I must have been thirteen or fourteen at the time, and I remember it was on TV all the time. I remember it scared me a lot, scared everyone a lot. You can't imagine that something like that exists just a few miles from your home.

== Reception ==
 Stephanie Morgan, writing for Common Sense Media, criticized the series and rated it two stars out of five, arguing its dialogue was poor, as was the storytelling overall with "jarring portrayals of violence and dark themes [that] overshadow any potential for a compelling mystery". Several reviews praised the visual appeal of the mountainous setting.

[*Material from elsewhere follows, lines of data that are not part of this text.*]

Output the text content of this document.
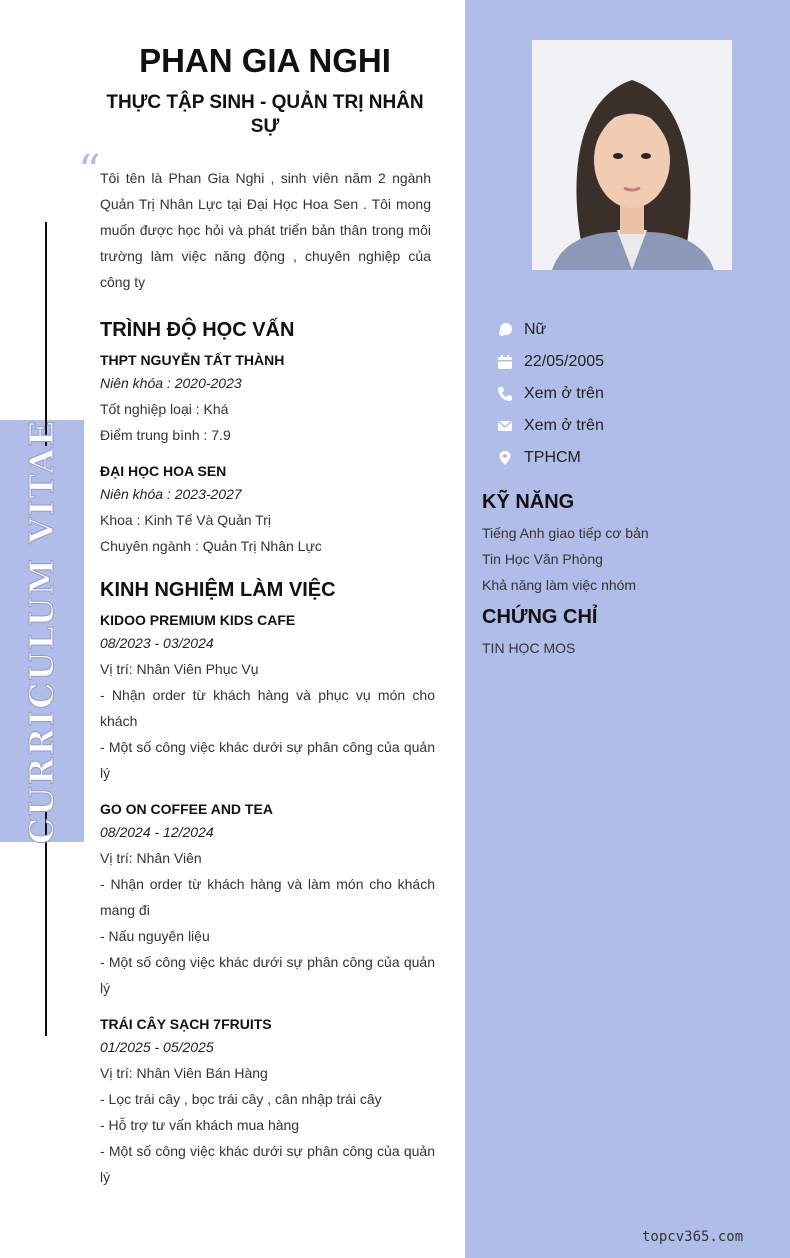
CURRICULUM VITAE
PHAN GIA NGHI
THỰC TẬP SINH - QUẢN TRỊ NHÂN SỰ
“ Tôi tên là Phan Gia Nghi , sinh viên năm 2 ngành Quản Trị Nhân Lực tại Đại Học Hoa Sen . Tôi mong muốn được học hỏi và phát triển bản thân trong môi trường làm việc năng động , chuyên nghiệp của công ty

TRÌNH ĐỘ HỌC VẤN

THPT NGUYỄN TẤT THÀNH

Niên khóa : 2020-2023

Tốt nghiệp loại : Khá

Điểm trung bình : 7.9

ĐẠI HỌC HOA SEN

Niên khóa : 2023-2027

Khoa : Kinh Tế Và Quản Trị

Chuyên ngành : Quản Trị Nhân Lực

KINH NGHIỆM LÀM VIỆC

KIDOO PREMIUM KIDS CAFE

08/2023 - 03/2024

Vị trí: Nhân Viên Phục Vụ

- Nhận order từ khách hàng và phục vụ món cho khách

- Một số công việc khác dưới sự phân công của quản lý

GO ON COFFEE AND TEA

08/2024 - 12/2024

Vị trí: Nhân Viên

- Nhận order từ khách hàng và làm món cho khách mang đi

- Nấu nguyên liệu

- Một số công việc khác dưới sự phân công của quản lý

TRÁI CÂY SẠCH 7FRUITS

01/2025 - 05/2025

Vị trí: Nhân Viên Bán Hàng

- Lọc trái cây , bọc trái cây , cân nhập trái cây

- Hỗ trợ tư vấn khách mua hàng

- Một số công việc khác dưới sự phân công của quản lý

Nữ
22/05/2005
Xem ở trên
Xem ở trên
TPHCM
KỸ NĂNG

Tiếng Anh giao tiếp cơ bản

Tin Học Văn Phòng

Khả năng làm việc nhóm

CHỨNG CHỈ

TIN HỌC MOS

topcv365.com
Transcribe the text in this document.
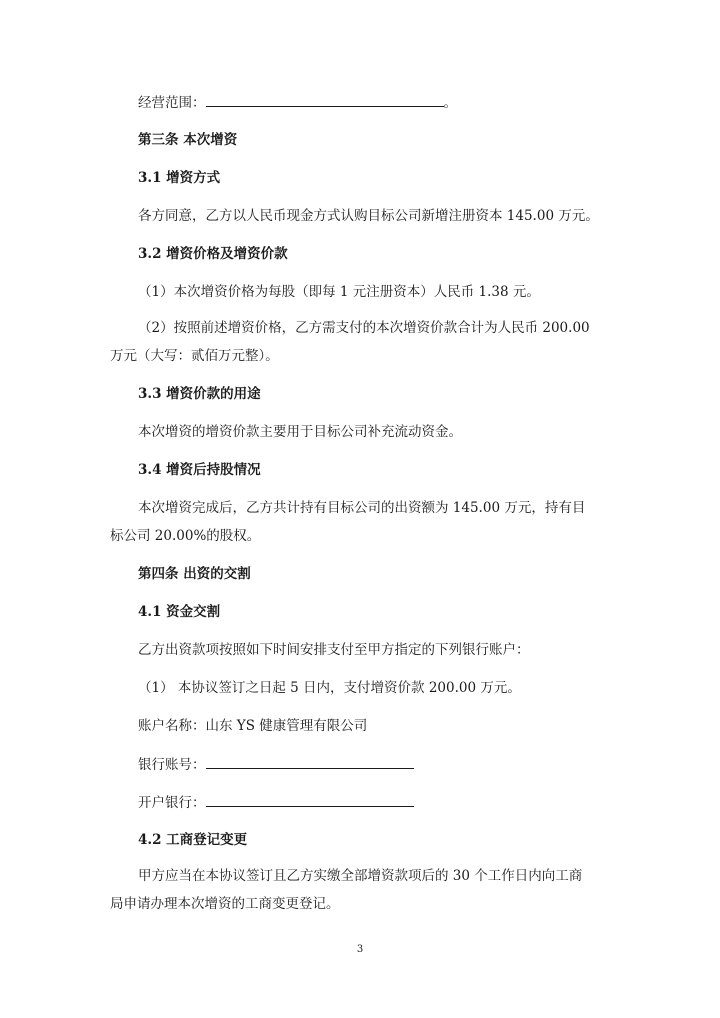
经营范围：	。
第三条 本次增资
3.1 增资方式
各方同意，乙方以人民币现金方式认购目标公司新增注册资本 145.00 万元。
3.2 增资价格及增资价款
（1）本次增资价格为每股（即每 1 元注册资本）人民币 1.38 元。
（2）按照前述增资价格，乙方需支付的本次增资价款合计为人民币 200.00
万元（大写：贰佰万元整）。
3.3 增资价款的用途
本次增资的增资价款主要用于目标公司补充流动资金。
3.4 增资后持股情况
本次增资完成后，乙方共计持有目标公司的出资额为 145.00 万元，持有目
标公司 20.00%的股权。
第四条 出资的交割
4.1 资金交割
乙方出资款项按照如下时间安排支付至甲方指定的下列银行账户：
（1） 本协议签订之日起 5 日内，支付增资价款 200.00 万元。
账户名称：山东 YS 健康管理有限公司
银行账号：
开户银行：
4.2 工商登记变更
甲方应当在本协议签订且乙方实缴全部增资款项后的 30 个工作日内向工商
局申请办理本次增资的工商变更登记。
3
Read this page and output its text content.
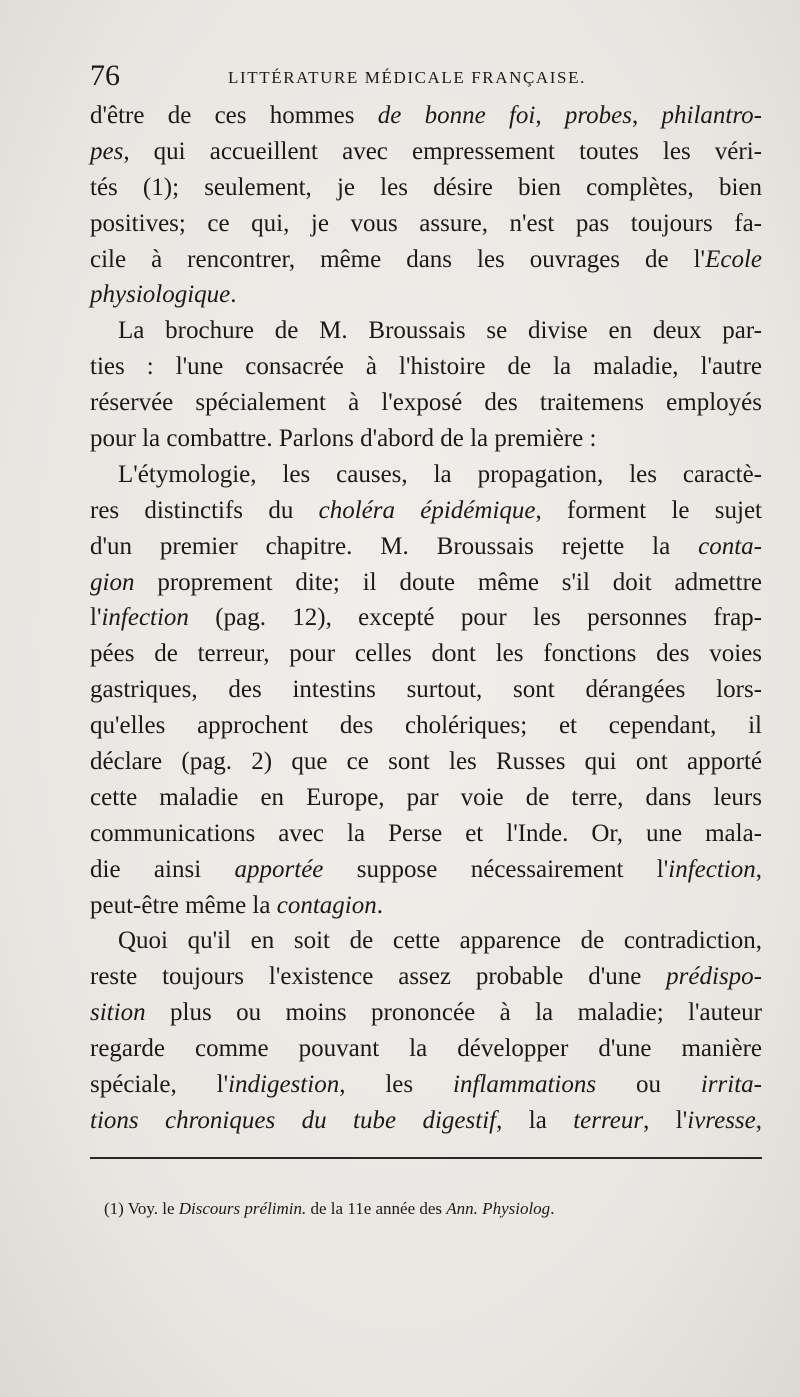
76	LITTÉRATURE MÉDICALE FRANÇAISE.
d'être de ces hommes de bonne foi, probes, philantro-
pes, qui accueillent avec empressement toutes les véri-
tés (1); seulement, je les désire bien complètes, bien
positives; ce qui, je vous assure, n'est pas toujours fa-
cile à rencontrer, même dans les ouvrages de l'Ecole
physiologique.
La brochure de M. Broussais se divise en deux par-
ties : l'une consacrée à l'histoire de la maladie, l'autre
réservée spécialement à l'exposé des traitemens employés
pour la combattre. Parlons d'abord de la première :
L'étymologie, les causes, la propagation, les caractè-
res distinctifs du choléra épidémique, forment le sujet
d'un premier chapitre. M. Broussais rejette la conta-
gion proprement dite; il doute même s'il doit admettre
l'infection (pag. 12), excepté pour les personnes frap-
pées de terreur, pour celles dont les fonctions des voies
gastriques, des intestins surtout, sont dérangées lors-
qu'elles approchent des cholériques; et cependant, il
déclare (pag. 2) que ce sont les Russes qui ont apporté
cette maladie en Europe, par voie de terre, dans leurs
communications avec la Perse et l'Inde. Or, une mala-
die ainsi apportée suppose nécessairement l'infection,
peut-être même la contagion.
Quoi qu'il en soit de cette apparence de contradiction,
reste toujours l'existence assez probable d'une prédispo-
sition plus ou moins prononcée à la maladie; l'auteur
regarde comme pouvant la développer d'une manière
spéciale, l'indigestion, les inflammations ou irrita-
tions chroniques du tube digestif, la terreur, l'ivresse,
(1) Voy. le Discours prélimin. de la 11e année des Ann. Physiolog.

Cécile Lecoultre, writing for the Swiss newspaper 24 heures, criticized the series as confused and cliché. Lecoultre said its similarities to the Solar Temple case were "anecdotal" outside of "morbidly trashy sequences" revolving around the rituals of the group, and said one should go to works like La Fraternité, Les Mystères sanglants de l'OTS, and Shock Waves instead if one wanted to focus on the Solar Temple. Joel Keller writing for Decider tentatively recommended the series, criticizing what he called its "tonal quirkiness" but praising its mystery. He said its tone was odd and torn between being "a cult-based murder thriller" or "a sometimes silly treatise on how effective web sleuths can be".